One basic option is using 301 redirect, however it is almost impossible considering the number of it.
So is there any workaround? Thanks for your considering!
301 is an excellent idea.
Consider you can take advantage of global configurations to map a group of pages. You don't necessary need to write one redirect for every 404.
For example, if you removed the http://example/foo folder, using Apache you can write the following configuration
RedirectMatch 301 ^/foo/(.*)$ http://example.org/
to catch all 404 generated from the removed folder.
Also, consider to redirect selectively. You can use Google Webmaster Tools to check which 404 URI are receiving the highest number inbound links and create a redirect configuration only for those.
Chances are the number of redirection rules you need to create will decrease drastically.
301 is definitely the correct route to go down to preserve your page rank.
Alternatively, you could catch 404 errors and redirect either to a "This content has moved" type page, or your home page. If you do this I would still recommend cherry picking busy pages and important content and setting up 301s for these - then you can preserve PR on your most important content, and deal gracefully with the rest of the dead links...
I agree with the other posts - using mod_rewrite you can remap URLs and return 301s. Note - it's possible to call an external program or database with mod_rewrite - so there's a lot you can do there.
If your new and old site don't follow any remapable pattern, then I suggest you make your 404 page as useful as possible. Google has a widget which will suggest the page the user is probably looking for. This works well once Google has spidered your new site.
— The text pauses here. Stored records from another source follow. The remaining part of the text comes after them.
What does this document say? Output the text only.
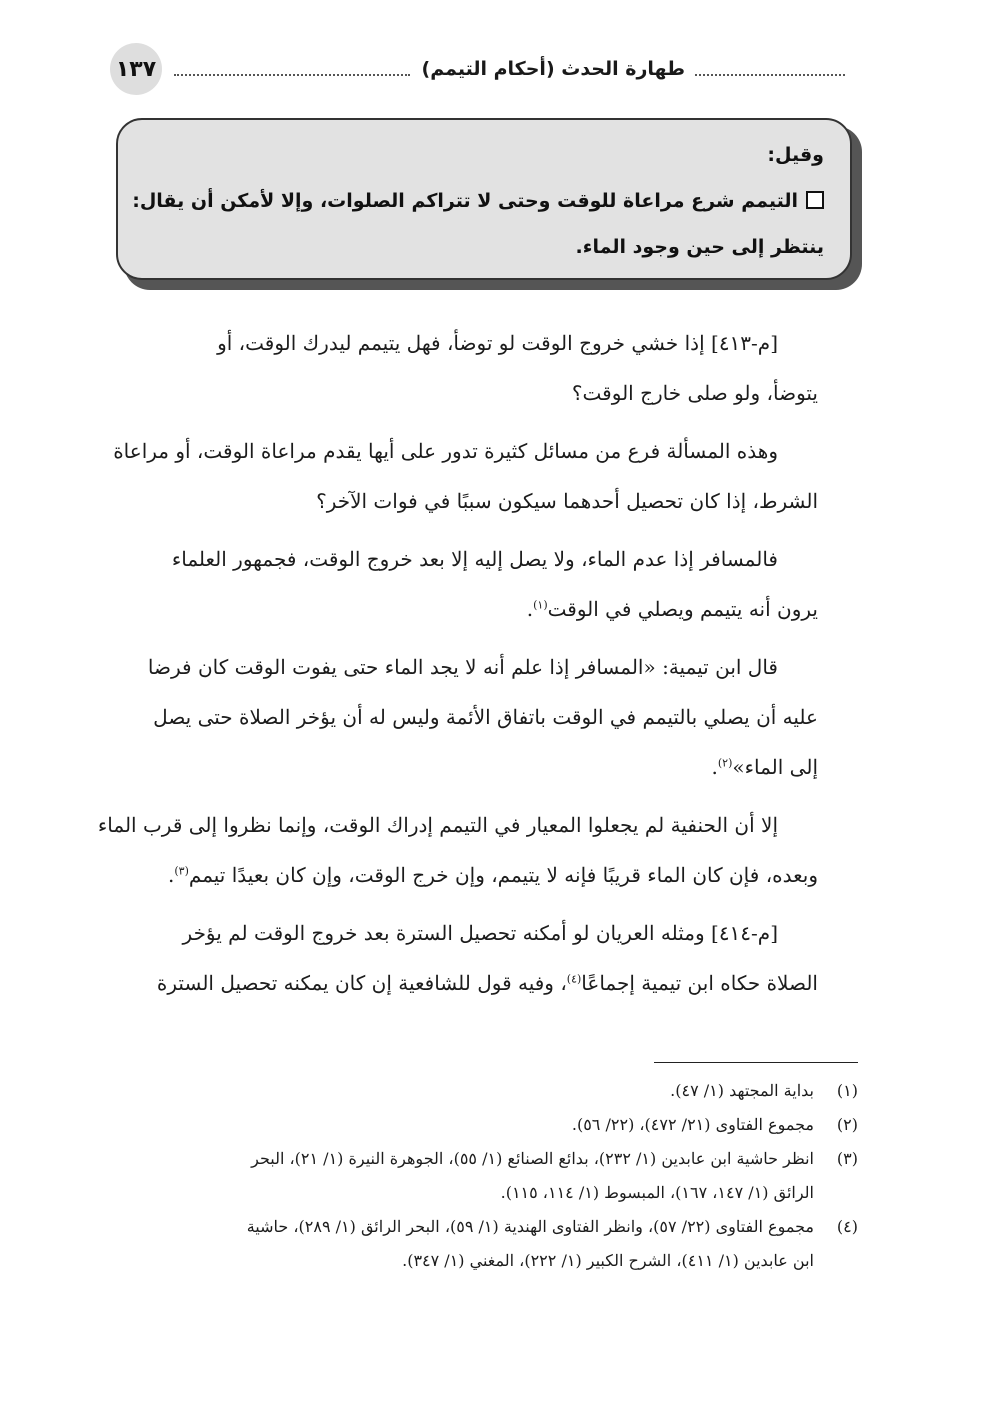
طهارة الحدث (أحكام التيمم)
١٣٧
وقيل:
التيمم شرع مراعاة للوقت وحتى لا تتراكم الصلوات، وإلا لأمكن أن يقال:
ينتظر إلى حين وجود الماء.

[م-٤١٣] إذا خشي خروج الوقت لو توضأ، فهل يتيمم ليدرك الوقت، أو
يتوضأ، ولو صلى خارج الوقت؟

وهذه المسألة فرع من مسائل كثيرة تدور على أيها يقدم مراعاة الوقت، أو مراعاة
الشرط، إذا كان تحصيل أحدهما سيكون سببًا في فوات الآخر؟

فالمسافر إذا عدم الماء، ولا يصل إليه إلا بعد خروج الوقت، فجمهور العلماء
يرون أنه يتيمم ويصلي في الوقت$^{(١)}$.

قال ابن تيمية: «المسافر إذا علم أنه لا يجد الماء حتى يفوت الوقت كان فرضا
عليه أن يصلي بالتيمم في الوقت باتفاق الأئمة وليس له أن يؤخر الصلاة حتى يصل
إلى الماء»$^{(٢)}$.

إلا أن الحنفية لم يجعلوا المعيار في التيمم إدراك الوقت، وإنما نظروا إلى قرب الماء
وبعده، فإن كان الماء قريبًا فإنه لا يتيمم، وإن خرج الوقت، وإن كان بعيدًا تيمم$^{(٣)}$.

[م-٤١٤] ومثله العريان لو أمكنه تحصيل السترة بعد خروج الوقت لم يؤخر
الصلاة حكاه ابن تيمية إجماعًا$^{(٤)}$، وفيه قول للشافعية إن كان يمكنه تحصيل السترة

(١)
بداية المجتهد (١/ ٤٧).
(٢)
مجموع الفتاوى (٢١/ ٤٧٢)، (٢٢/ ٥٦).
(٣)
انظر حاشية ابن عابدين (١/ ٢٣٢)، بدائع الصنائع (١/ ٥٥)، الجوهرة النيرة (١/ ٢١)، البحر
الرائق (١/ ١٤٧، ١٦٧)، المبسوط (١/ ١١٤، ١١٥).
(٤)
مجموع الفتاوى (٢٢/ ٥٧)، وانظر الفتاوى الهندية (١/ ٥٩)، البحر الرائق (١/ ٢٨٩)، حاشية
ابن عابدين (١/ ٤١١)، الشرح الكبير (١/ ٢٢٢)، المغني (١/ ٣٤٧).
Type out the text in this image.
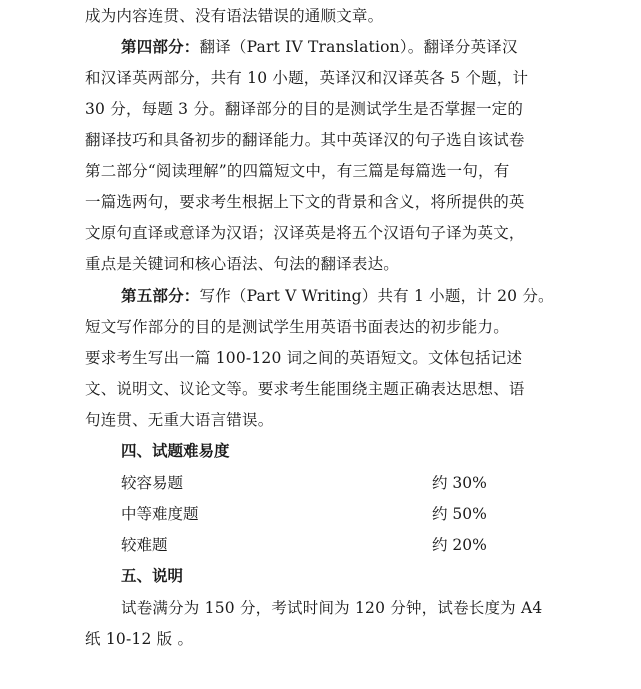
成为内容连贯、没有语法错误的通顺文章。
第四部分：翻译（Part IV Translation）。翻译分英译汉
和汉译英两部分，共有 10 小题，英译汉和汉译英各 5 个题，计
30 分，每题 3 分。翻译部分的目的是测试学生是否掌握一定的
翻译技巧和具备初步的翻译能力。其中英译汉的句子选自该试卷
第二部分“阅读理解”的四篇短文中，有三篇是每篇选一句，有
一篇选两句，要求考生根据上下文的背景和含义，将所提供的英
文原句直译或意译为汉语；汉译英是将五个汉语句子译为英文，
重点是关键词和核心语法、句法的翻译表达。
第五部分：写作（Part V Writing）共有 1 小题，计 20 分。
短文写作部分的目的是测试学生用英语书面表达的初步能力。
要求考生写出一篇 100-120 词之间的英语短文。文体包括记述
文、说明文、议论文等。要求考生能围绕主题正确表达思想、语
句连贯、无重大语言错误。
四、试题难易度
较容易题	约 30%
中等难度题	约 50%
较难题	约 20%
五、说明
试卷满分为 150 分，考试时间为 120 分钟，试卷长度为 A4
纸 10-12 版 。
Along with the other 301 suggestions, you could also split the requested url string into a search string routing to your default search page (if you have one) passing those parameters automatically to the search.
For example, if someone tries to visit http://example.com/2009/01/new-years-was-a-blast, this would route to your search page and automatically search for "new years was a blast" returning the best result for those key words and hopefully your most relevant article.